Above all, medical documentation and records must support submitted claims. Hospitals, doctors and other providers must routinely keep detailed supporting data in patient files for tests and treatments ordered. It must be clear if the claim is questioned that the treating or examining professionals observed medical symptoms that reasonably suggested the course of action taken to diagnose or treat.

The Challenge of Billing Codes

Another important key to proper Medicare reimbursement is proper billing that complies with Medicare reporting guidelines. Proper coding has become extremely important to reimbursement. However, some providers are having continuing difficulties with certain CPT (current procedural terminology) codes, which invariably lead to billing errors and improper payments - potentially either over-payments or underpayments. Medicare reimbursement regulations require that physicians and other providers comply with complex documentation requirements. Many procedures are similar but choosing the wrong procedure to bill or not understanding what is included within certain CPT codes can lead to large over-payments that need to be returned to the government.

Additionally, many providers may not be properly listing the diagnoses for a patient. It is important that the biller always list the primary diagnosis first. Failure to list the proper primary diagnosis could lead to many payment problems.

Doctors, nurses and other staff should participate in their providers' compliance programs to learn about typical pitfalls that could lead to recovery audits. Such training programs may be offered by hospitals, third-party billing companies, local medical societies and insurance carriers.

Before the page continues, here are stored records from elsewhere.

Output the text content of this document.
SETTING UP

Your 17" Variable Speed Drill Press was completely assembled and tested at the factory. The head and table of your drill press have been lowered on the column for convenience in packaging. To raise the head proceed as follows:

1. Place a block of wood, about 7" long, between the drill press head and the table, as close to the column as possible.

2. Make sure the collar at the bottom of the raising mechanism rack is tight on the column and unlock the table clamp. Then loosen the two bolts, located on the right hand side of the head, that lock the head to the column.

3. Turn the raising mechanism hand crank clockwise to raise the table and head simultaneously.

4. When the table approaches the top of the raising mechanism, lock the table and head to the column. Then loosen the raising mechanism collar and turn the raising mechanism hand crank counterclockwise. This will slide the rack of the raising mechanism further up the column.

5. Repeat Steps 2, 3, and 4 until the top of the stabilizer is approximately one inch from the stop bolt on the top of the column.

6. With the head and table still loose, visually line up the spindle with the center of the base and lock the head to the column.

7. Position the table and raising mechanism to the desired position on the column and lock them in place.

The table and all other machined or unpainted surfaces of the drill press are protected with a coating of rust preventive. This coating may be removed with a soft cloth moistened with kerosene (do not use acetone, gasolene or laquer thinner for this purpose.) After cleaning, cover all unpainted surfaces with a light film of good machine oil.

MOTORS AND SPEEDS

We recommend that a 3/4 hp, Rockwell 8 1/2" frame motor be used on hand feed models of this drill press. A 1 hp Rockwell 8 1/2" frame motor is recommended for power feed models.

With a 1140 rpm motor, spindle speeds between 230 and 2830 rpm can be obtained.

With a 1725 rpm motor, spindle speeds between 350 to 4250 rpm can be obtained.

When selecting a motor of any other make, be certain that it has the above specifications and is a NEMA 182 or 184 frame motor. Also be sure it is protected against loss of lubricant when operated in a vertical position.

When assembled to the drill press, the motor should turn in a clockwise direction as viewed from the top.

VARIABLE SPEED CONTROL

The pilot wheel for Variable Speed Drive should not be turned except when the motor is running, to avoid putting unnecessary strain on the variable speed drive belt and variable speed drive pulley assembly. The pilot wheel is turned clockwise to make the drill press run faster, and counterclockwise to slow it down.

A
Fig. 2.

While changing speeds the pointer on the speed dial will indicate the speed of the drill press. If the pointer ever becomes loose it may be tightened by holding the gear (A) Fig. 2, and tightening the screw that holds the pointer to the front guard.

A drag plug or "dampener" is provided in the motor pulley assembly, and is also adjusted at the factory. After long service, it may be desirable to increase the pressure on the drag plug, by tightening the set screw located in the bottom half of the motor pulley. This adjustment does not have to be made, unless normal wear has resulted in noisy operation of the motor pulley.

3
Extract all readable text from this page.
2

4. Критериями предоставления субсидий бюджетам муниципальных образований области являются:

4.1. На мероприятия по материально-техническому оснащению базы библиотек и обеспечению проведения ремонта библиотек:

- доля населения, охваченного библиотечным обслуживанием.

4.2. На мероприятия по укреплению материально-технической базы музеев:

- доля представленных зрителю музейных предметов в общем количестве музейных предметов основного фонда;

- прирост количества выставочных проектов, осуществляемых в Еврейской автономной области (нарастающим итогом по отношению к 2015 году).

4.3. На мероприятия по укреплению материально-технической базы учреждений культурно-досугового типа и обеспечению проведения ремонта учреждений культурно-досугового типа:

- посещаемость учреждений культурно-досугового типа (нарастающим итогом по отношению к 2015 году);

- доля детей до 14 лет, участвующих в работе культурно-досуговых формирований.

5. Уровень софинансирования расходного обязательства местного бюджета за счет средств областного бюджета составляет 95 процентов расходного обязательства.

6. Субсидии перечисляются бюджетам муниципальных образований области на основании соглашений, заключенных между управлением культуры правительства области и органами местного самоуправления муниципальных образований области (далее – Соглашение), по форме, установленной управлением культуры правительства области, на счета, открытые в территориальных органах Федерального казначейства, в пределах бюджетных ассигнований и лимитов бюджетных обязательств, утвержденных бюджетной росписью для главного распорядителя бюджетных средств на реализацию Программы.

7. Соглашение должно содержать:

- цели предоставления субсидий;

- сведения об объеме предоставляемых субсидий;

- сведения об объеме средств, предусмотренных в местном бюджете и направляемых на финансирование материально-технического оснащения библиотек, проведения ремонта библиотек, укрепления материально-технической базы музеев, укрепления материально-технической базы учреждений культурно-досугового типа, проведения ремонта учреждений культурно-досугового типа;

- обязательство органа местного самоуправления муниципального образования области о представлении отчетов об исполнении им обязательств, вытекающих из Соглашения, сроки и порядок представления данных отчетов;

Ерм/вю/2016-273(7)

These trainings can: - help practitioners learn correct billing procedures - highlight areas of frequent misunderstandings so practitioners do not repeat past mistakes - teach strategies for proper documentation of medical necessity - assist practitioners in reducing the fear of mistakes

Billing mistakes can lead to accusations of unnecessary services, of failing to provide services that were billed for or of submitting false claims - charges that can lead to both civil and criminal repercussions.

Legal Counsel Essential

Medicare laws and regulations are extremely complicated, and hospitals, clinics and doctors should consult experienced health care lawyers to help them set up compliant record-keeping and billing systems. For a medical provider faced with a government Medicare audit, a law firm with experience in recovery audits can be very helpful in organizing documents and developing a strategy to respond to the auditor or investigator.

Should a medical provider be found in an audit to have over-billed the government because of insufficient proof of the medical necessity of billed services, a skilled health care attorney can assist in appealing the decision through the Medicare administrative process and in court, if necessary.

Your lawyer has two solid types of evidence that can be used to support the medical necessity of a procedure or treatment. First, the opinion of the treating physician that the actions taken were medically necessary under the circumstances carries significant weight. Borrowed from Social Security Disability law, great deference is usually given to the professional who was there in the examination room, observing the objective symptoms and talking to the patient. The knowledge and professional opinion of that treating doctor should carry more of a punch than that of an auditor who just reviewed the paper record.

Second, your attorney can bring in appropriate medical experts to review the case on your behalf, and provide his or her opinion to the government or court.

Don't face the full force of the government alone if you are a medical provider treating Medicare patients. Be sure you have the legal advice you need to comply with the law and collect for the services that you have provided.